Après l’audience, Viktor vint vers lui : – Alors, tu as gagné. – Fier de toi ? – Mais ne crois pas que tout est fini. – Oncle Viktor – le coupa Michail –, ça suffit. – Grand-père voulait que cette terre soit un lieu où la famille se retrouve.
– Tu seras toujours le bienvenu – comme membre de la famille, pas comme propriétaire. Viktor grimaça et s’en alla. Six mois plus tard, Michail avait construit un petit sauna et un ponton en bois sur le terrain.
Le week-end, il venait avec le bateau de son grand-père, parfois accompagné de Sergueï Petrovitch, qui racontait la guerre. Anna Vassilievna était devenue une visiteuse régulière – elle aidait dans le jardin que Michail avait planté près du sauna.
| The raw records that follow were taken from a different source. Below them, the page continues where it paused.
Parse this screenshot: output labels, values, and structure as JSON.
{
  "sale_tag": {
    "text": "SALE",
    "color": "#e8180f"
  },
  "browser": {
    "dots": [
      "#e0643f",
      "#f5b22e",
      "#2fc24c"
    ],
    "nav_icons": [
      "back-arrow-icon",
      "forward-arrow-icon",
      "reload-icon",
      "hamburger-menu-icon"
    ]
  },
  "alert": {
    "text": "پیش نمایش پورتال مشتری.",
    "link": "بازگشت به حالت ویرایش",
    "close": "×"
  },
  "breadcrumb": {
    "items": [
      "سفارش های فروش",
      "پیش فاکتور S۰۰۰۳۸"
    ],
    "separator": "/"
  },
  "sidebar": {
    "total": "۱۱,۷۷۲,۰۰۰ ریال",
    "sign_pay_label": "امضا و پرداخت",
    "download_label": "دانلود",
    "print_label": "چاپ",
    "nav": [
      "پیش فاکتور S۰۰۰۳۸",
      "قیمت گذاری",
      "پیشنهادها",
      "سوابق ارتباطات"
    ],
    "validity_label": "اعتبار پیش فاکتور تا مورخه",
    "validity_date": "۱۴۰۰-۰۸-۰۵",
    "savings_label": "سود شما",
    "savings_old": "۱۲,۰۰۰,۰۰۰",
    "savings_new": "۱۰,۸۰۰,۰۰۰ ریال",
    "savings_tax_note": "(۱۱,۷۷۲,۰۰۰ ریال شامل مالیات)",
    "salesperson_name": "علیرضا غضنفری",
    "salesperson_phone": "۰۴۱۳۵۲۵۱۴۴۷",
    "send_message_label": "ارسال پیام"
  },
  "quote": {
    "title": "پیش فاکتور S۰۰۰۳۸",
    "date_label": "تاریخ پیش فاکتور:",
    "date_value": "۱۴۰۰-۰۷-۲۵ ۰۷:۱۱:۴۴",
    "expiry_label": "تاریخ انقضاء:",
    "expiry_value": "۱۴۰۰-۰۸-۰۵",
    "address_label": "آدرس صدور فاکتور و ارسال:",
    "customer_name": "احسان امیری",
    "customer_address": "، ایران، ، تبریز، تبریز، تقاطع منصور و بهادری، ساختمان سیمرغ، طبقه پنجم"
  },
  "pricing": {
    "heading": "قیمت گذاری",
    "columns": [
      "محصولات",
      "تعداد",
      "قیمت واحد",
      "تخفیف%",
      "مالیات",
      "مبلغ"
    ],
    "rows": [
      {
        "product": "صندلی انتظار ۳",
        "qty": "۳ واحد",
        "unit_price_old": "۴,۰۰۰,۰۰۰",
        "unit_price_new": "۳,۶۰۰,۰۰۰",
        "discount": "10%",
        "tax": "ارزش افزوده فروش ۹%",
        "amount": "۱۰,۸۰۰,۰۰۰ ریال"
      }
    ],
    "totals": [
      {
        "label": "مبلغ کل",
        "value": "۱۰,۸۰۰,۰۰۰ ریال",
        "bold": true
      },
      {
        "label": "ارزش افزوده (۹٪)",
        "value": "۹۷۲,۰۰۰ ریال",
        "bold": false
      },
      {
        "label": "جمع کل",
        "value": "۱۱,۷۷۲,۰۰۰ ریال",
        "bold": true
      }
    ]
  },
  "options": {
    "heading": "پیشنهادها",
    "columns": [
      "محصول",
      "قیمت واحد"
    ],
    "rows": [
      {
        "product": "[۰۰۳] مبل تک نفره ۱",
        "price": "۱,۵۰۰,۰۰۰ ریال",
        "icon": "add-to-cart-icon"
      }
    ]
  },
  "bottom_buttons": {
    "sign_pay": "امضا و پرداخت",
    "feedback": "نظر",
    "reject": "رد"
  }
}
Aleksandr appela encore deux fois pour racheter le terrain, mais Michail ne répondit pas. Un soir, assis près du feu, Michail comprit : son grand-père ne lui avait pas laissé qu’un terrain.
Il lui avait laissé un vrai foyer – un lieu pour construire l’avenir, préserver le passé, et ressentir qu’on fait partie de quelque chose de plus grand. Et « Le Goéland » flottait doucement au bout du ponton, prêt pour de nouvelles aventures de pêche.